Therefore, international marketing aims at retaining markets in foreign countries besides expanding their markets to gain a competitive edge over their competitors.
In international marketing, it is imperative for multinational companies to put into consideration various environmental factors in executing their marketing strategies (Johansson, 2000, p. 21) because every country has different dynamics that must be observed to survive in the market by remaining competitive.
In this case, Vodafone Company, which is a multinational company, needs to consider these factors in the various countries it operates. The company is one of the fast-growing telecommunication companies. This paper delineates on two countries namely the UK and Egypt where this multinational company operates.
Overview of Factors
There are various environmental factors including culture, politics, economic situation, and government regulations that affect smooth operation of multinational businesses.
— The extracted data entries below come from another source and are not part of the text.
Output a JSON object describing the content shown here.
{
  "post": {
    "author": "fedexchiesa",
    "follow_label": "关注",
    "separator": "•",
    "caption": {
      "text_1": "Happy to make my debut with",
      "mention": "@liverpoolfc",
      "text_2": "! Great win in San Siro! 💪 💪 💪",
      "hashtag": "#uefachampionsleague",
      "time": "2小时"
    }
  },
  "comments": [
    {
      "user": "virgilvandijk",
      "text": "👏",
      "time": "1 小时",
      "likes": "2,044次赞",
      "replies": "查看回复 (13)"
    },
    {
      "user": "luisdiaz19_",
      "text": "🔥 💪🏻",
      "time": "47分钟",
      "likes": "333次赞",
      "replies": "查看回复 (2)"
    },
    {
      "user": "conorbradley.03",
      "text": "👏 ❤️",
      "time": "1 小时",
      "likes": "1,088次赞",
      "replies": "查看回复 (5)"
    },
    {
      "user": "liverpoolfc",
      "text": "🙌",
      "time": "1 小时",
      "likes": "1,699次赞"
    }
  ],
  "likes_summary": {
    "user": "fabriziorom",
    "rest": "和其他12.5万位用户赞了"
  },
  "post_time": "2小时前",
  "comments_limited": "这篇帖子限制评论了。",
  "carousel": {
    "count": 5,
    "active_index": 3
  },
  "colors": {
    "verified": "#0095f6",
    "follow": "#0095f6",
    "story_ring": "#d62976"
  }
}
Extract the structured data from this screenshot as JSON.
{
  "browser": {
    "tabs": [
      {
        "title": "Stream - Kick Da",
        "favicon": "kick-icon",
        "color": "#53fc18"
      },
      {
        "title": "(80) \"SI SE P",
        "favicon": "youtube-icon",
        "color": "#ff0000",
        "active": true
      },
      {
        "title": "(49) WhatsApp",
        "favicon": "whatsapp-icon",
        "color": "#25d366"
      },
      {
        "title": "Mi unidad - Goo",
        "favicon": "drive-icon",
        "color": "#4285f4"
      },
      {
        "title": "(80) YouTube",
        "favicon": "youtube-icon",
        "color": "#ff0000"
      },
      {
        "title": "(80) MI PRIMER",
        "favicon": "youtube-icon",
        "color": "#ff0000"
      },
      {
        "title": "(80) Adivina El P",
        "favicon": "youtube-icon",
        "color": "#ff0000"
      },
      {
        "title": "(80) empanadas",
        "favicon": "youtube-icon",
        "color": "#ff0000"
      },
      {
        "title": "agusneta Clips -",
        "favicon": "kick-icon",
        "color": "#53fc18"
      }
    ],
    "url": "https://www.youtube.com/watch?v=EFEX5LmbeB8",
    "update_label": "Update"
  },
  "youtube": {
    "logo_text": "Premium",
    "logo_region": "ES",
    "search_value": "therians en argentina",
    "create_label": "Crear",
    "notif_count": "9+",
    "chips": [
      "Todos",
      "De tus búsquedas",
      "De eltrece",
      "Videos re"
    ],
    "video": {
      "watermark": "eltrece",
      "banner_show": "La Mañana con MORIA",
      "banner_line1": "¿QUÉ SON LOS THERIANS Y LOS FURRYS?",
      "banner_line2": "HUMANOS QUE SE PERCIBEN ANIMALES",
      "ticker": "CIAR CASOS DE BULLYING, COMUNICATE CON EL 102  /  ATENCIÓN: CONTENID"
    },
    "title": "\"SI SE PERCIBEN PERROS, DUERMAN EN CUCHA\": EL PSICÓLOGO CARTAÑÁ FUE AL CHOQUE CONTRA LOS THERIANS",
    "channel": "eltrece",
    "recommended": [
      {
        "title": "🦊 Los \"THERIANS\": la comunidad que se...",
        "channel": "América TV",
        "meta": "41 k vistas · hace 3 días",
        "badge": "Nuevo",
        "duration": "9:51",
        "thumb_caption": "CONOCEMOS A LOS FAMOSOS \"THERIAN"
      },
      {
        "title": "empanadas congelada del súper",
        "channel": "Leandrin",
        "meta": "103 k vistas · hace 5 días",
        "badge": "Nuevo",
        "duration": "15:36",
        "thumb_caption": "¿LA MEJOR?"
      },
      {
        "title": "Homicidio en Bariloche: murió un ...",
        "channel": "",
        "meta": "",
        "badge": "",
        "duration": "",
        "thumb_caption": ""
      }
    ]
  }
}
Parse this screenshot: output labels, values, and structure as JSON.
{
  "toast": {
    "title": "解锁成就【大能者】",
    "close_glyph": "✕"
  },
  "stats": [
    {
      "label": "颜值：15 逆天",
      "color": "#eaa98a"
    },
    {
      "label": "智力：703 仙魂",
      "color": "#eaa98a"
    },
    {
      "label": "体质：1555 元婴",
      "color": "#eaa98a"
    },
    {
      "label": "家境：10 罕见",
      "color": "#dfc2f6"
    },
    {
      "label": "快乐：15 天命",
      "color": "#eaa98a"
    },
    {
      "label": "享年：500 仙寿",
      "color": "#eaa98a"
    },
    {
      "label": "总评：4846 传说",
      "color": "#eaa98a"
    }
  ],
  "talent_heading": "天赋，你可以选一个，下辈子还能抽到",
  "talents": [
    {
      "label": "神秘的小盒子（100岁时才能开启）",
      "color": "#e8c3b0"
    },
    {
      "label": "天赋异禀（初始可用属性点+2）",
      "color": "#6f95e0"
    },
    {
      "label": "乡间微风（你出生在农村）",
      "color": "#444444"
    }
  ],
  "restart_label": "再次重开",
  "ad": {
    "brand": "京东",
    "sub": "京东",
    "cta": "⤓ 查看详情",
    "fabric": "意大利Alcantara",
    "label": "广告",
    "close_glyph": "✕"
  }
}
The factors may affect the marketing management strategy of the company (Cateora & Ghauri, 1999, p. 6). Therefore, the strategy to be adopted to ensure that the company remains competitive in these two countries will be different.
According to Zhilin, Su and Fam (2012), it is important for those firms that manage international marketing to conform to or work as per the local business practices of the countries to gain social acceptance, also called legitimacy (p. 41). The claim is valid because the marketing strategies used face a different institutional environment that requires conformity to the local practices.
Furthermore, Magnus, Katsikeas, and Robson (2011) assert that international marketing allows exportation of products and services in other competitive markets thus helping to cut on expenses while maintaining flexibility of the company at the same time (p. 17).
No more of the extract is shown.